Pacino's occasional Lewis influence is evident in — and relevant to — S1M0NE, the film about a simulated actress who takes the world by storm. It's too bad that director and writer Andrew Niccol couldn't get this idea up on the screen earlier, when it was fresh. After an Esquire cover story of a few years ago, as well as FINAL FANTASY, and the use of digital actorial manipulation in both the latest STAR WARS movies and XXX, the film has lost its currency and audacity. Instead it's a poor man's version of WAG THE DOG.

The plot is simple enough, so simple it's been used before, most significantly in Billy Wilder's IRMA LA DOUCE (itself adapted from a play). Director Viktor (!) Taransky (Pacino), an idealistic filmmaker bucking up against Hollywood's tendency to stifle visionaries, is having trouble with his lead actress Nicola Anders (Winona Ryder, shown first in the movie going through a clothes rack). When she walks off the set, Taransky is left without a star. Thanks to a computer designer named Hank (Elias Koteas), who is cancer stricken in the right eye like someone out of a Cronenberg film, Taransky is able to replace Anders. Hank has perfected a program for creating simulated actors, and his creation, Sim. One, or Simone (based on the computer-modified Canadian model Rachel Roberts), which Hank later leaves Taransky in his will, comes to Taransky's rescue. The director, who at first says he knows nothing about computers, is then able to create CGI scenes with the "actress," have her appear on live television shows, and sing holographically to millions ("Natural Woman") in stadia around the globe.
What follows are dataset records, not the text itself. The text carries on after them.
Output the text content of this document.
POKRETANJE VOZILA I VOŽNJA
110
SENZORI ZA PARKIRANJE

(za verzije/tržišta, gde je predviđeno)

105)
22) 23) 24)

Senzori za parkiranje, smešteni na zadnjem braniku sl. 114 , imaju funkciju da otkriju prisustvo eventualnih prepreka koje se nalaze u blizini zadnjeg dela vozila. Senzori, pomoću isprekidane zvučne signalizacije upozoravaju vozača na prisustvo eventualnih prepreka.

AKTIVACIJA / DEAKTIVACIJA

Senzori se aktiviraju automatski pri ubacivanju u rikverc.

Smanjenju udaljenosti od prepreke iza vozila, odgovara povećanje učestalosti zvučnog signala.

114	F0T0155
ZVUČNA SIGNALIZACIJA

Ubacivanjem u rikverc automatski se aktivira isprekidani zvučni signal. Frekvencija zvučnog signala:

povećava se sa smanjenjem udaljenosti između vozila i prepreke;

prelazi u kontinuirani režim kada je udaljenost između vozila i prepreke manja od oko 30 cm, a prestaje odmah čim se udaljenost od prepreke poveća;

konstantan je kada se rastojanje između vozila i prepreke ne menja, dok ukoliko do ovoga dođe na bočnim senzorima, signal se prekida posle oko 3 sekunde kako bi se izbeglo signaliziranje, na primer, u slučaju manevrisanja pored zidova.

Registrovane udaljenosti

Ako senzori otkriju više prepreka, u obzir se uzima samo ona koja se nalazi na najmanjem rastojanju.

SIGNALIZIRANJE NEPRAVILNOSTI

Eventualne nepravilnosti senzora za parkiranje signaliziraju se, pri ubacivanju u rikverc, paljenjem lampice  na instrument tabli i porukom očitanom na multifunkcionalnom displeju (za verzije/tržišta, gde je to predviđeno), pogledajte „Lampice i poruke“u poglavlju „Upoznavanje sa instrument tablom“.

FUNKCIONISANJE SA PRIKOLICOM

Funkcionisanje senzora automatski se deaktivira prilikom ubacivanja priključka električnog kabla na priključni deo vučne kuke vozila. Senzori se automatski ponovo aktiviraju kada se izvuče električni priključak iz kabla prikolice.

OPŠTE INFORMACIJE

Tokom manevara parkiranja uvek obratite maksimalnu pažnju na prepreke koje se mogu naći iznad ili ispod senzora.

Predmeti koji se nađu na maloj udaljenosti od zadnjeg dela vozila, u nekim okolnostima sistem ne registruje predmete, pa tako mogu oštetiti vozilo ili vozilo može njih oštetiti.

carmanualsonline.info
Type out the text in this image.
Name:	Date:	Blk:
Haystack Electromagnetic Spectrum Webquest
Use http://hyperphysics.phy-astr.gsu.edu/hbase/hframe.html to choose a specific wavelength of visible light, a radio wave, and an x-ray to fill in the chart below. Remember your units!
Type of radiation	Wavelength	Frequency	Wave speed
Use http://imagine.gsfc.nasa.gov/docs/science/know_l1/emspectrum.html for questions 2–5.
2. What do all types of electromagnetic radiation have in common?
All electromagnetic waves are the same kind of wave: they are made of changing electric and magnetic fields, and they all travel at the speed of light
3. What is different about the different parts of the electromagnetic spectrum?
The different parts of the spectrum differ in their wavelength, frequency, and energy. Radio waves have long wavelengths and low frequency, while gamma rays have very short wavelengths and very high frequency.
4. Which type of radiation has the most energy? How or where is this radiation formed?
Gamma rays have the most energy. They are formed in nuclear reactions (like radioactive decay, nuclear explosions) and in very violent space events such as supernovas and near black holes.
Can you guess that sooner or later the mythical creation takes on a life of its own? Taransky can't delete her. Because she has been programmed to be the most appealing person on earth, no matter what Taransky makes her do — —praise smoking on TV, dine with hogs in a muddy trough in a film she "directs" herself—the public loves her even more. When he decides to kill her off, she demands resurrection, like Sherlock Holmes. Taransky himself is blamed for the murder owing to a mountain of coincidences. Only the intervention of his computer buff daughter Lainey (Evan Rachel Wood) saves Taransky, and gives him and his reconciled family the chance to poise Simone for a political career.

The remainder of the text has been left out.